GPT-4o - OpenAI’s new “delicious, nutritious, and cheap”

What is GPT-4o?

Expands the capabilities of free ChatGPT and launches GPT-4o – a new step towards natural human-computer interaction.

GPT-4o (“o” means “omni (omni)”) can accept as input a combination of text, sound, and images, and produce output in the form of text. text, sound and images.

In just 232 milliseconds (average 320 milliseconds), equivalent to the response time of a human in conversation, the GPT-4o can respond to audio inputs.

Regarding the ability to process English text and code, GPT-4o is on par with the GPT-4 Turbo version, but has outstanding advantages in processing text in languages other than English.

Besides, GPT-4o also works faster and saves costs by more than 50% in API. In particular, GPT-4o is able to understand images and sounds much better than existing models.

Related articles: GPT-4o – OpenAI‘s new “delicious, nutritious, and cheap” model is launched

“Multipurpose” model

OpenAI has launched GPT-4o, a new leading language model capable of real-time multimodal reasoning across audio, images, and text. Before GPT-4o, users could use voice mode to chat with ChatGPT with an average latency of 2.8 seconds (GPT-3.5) and 5.4 seconds (GPT-4).

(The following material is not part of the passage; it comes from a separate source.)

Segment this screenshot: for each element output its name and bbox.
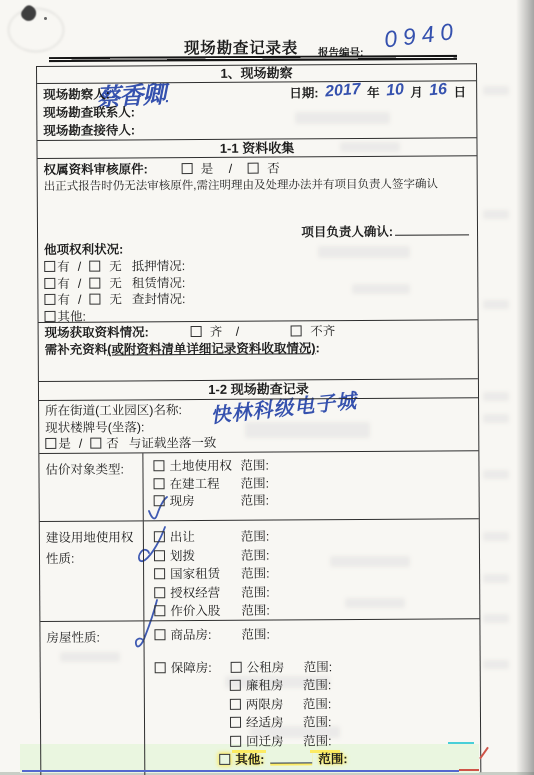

To achieve this, speech mode is a sequence of three separate models: a simple model that transcribes audio to text, GPT -3.5 or GPT-4 takes in text and outputs it, and a third simple model converts that text back into audio.

This process causes the main intelligence source, GPT-4, to lose a lot of information – it cannot directly observe tones, multiple speakers or background noise, and it also cannot produce laughter or singing. or express emotions.

With GPT-4o, OpenAI trained a single new model on all text, images, and audio, that is, all inputs and the output are all processed by the same neural network. Since GPT-4o is OpenAI’s first model to combine all of these methods, they are still in the phase of exploring the model’s capabilities and limitations.

Some applications of GPT-4o:

Sally the mailwoman
Poster creation for the movie “Detective”
Character design – Geary the robot
Poetic typography with iterative editing 1
Poetic typography with iterative editing 2
Commemorative coin design for GPT-40
Photo to caricature
Text to font
3D object synthesis
Brand placement – logo on coaster
Poetic typography
Multiline rendering – robot texting
Meeting notes with multiple speakers
Lecture summarization
Variable binding – cube stacking
Concrete poetry

Evaluate the model

Based on traditional benchmarks, GPT-4o achieves comparable performance to GPT-4 Turbo in text processing, reasoning, and intellectual programming.

At the same time, it also sets new records for multilingual capabilities, audio processing and vision.

Word separation

These 20 languages were chosen to represent the compression capabilities of the new word separator across different language families.

Language	Number of tokens	Decreased compared to English
Gujarati	33	4.4x
Telugu	45	3.5x
Tamil	35	3.3x
Marathi	33	2.9x
Hindi	31	2.9x
Urdu	33	2.5x
Arabic	26	2.0x
Persian	32	1.9x
Russian	23	1.7x
Korean	27	1.7x
Vietnamese	30	1.5x
Chinese	24	1.4x
Japanese	26	1.4x
Turkish	30	1.3x
Italian	28	1.2x
German	29	1.2x
Spanish	26	1.1x
Portuguese	27	1.1x
French	28	1.1x
English	24	–

GPT-4o “free” user guide

First, you access: https://chat.openai.com/ –> proceed to login.

When you enter an example, after finishing, the model selection section will appear, select GPT-4o.
Note: GPT-4o will be free, but will be limited if you use it more than the allowed number of times.

Conduct testing.

Price

GPT-4o is the most advanced multimodal model, faster and cheaper than GPT-4 Turbo with stronger visual capabilities.</p >

Model with 128K context enables output based on October 2023 knowledge.

Model	Input	Output
gpt-40	$0.005/1K tokens	$0.015/1K tokens
gpt-40-2024-05-13	$0.005/1K tokens	$0.015/1K tokens

Summary

GPT4o has improved significantly compared to GPT-3.5, so you need some notes:

- Read & understand images directly.
- The price is cheaper than 1/2 of the GPT4 model.
- Speed improved 2 times GPT4 model.
- Free to use, but will be limited if used too much at a time.

- Proficient in all four skills of listening, speaking, reading, writing and ability to reason

In short, GPT4o has been greatly improved compared to its predecessor. Understanding and using Chat GPT today is a must to keep up with work. Therefore, tentenai.vn always provides you with useful information about AI, the hottest news to help you keep up. In addition, we also have AI tools that have been launched, this is to serve our passion for AI technology and support people.